The test condition in which chickens were presented with a choice between the goals of greater and lesser value (C-B) provided the only situation in which the outcome was uncertain. That is, it was possible for hens to make a “mistake” (by choosing the empty bowl over the mealworms), and thus this treatment may have been perceived as a more “risky” decision [29,30]. One fundamental precept of the somatic marker hypothesis is that emotions help to guide decisions, particularly in uncertain or “risky” situations [31]. As such, it might have been expected that arousal would be highest during the viewing period in category C-B, but we found no evidence of this. In this condition, hens chose mealworms most of the time (96%), showing a clear preference for them over the empty bowl, as was found in previous work [25]. It is therefore possible that this condition represented a fairly “easy”, low-risk decision. In human gambling tasks, exaggerated anticipatory skin conductance responses were generated only when decisions were perceived as “risky” [32]. Further work should therefore be conducted to investigate whether arousal in non-humans is affected by decision risk in other contexts, or when decisions may be perceived as more “difficult” (e.g. if reward size is balanced by the difficulty of reward access).
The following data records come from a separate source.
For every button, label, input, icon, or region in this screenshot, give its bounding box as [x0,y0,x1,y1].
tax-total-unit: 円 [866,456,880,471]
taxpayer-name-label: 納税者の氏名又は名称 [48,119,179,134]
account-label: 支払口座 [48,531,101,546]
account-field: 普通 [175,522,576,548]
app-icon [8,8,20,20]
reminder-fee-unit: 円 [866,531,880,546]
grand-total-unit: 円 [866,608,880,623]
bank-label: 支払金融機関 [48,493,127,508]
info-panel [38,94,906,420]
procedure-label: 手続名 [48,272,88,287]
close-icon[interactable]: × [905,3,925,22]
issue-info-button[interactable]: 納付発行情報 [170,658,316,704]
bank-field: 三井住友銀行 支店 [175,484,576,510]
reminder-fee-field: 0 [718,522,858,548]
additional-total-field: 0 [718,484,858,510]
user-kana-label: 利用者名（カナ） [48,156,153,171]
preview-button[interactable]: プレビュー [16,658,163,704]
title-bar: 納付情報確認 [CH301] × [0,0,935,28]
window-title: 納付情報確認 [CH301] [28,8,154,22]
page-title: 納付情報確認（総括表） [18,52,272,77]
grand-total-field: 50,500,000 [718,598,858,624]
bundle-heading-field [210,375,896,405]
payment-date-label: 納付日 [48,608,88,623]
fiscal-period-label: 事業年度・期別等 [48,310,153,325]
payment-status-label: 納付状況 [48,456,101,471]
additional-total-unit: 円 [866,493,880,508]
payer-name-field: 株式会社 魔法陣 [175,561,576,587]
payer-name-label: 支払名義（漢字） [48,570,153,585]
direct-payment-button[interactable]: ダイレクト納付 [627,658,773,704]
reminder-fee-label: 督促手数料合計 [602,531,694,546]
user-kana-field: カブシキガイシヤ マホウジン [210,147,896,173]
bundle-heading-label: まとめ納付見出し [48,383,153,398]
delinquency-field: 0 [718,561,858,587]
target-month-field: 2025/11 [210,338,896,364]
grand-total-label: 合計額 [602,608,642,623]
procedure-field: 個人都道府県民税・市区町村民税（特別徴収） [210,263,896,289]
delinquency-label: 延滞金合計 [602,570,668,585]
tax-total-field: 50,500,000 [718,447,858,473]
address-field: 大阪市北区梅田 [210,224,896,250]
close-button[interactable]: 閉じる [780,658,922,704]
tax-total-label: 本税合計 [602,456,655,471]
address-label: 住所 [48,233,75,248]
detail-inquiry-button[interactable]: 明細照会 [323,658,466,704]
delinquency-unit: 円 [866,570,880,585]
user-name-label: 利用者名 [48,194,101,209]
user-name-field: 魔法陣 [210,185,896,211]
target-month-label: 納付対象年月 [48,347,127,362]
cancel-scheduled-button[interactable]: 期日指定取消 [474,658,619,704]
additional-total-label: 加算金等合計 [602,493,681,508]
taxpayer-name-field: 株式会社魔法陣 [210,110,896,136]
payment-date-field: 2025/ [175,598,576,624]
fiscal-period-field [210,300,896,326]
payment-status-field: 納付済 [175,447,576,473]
The other type of decision available to hens in this experiment was whether or not to leave the start-box or tunnel and enter a pen at all. There was considerable variation in this decision when no mealworms were available. There were no significant differences in HR during the viewing period on occasions when hens subsequently chose to enter a pen and on occasions when they chose not to but, again, a different pattern of response was noted for the head movements. In this case, the number of head movements made during the viewing period strongly predicted whether a hen would subsequently enter a pen containing an empty bowl, with an average of 30% more head movements made prior to entering a pen than when they remained in the T-maze. This result suggests, as has been proposed by human psychologists [10–12,33], that arousal during decision-making may be related to decision outcome, providing preliminary support for the somatic marker hypothesis. Generally, our results suggest that head movements may provide a more sensitive measure of arousal than HR during decision-making in chickens.

In summary, we have for the first time successfully monitored arousal around the time of decision-making in a non-human model, whilst comparing responses to the number of available goals. Both HR and head movements increased during the viewing period, in anticipation of a high-value reward. In contrast, only head movements discriminated between conditions where the number of available goals was varied and were associated with simple stay/enter decisions. The physiological and, especially, the behavioural results presented here provide an important foundation for investigating the role of arousal during more complex or difficult animal decisions. Future work should examine whether differential individual patterns of arousal are associated with making better or worse decisions in more complex or difficult tasks, a fundamental requirement of the somatic marker hypothesis.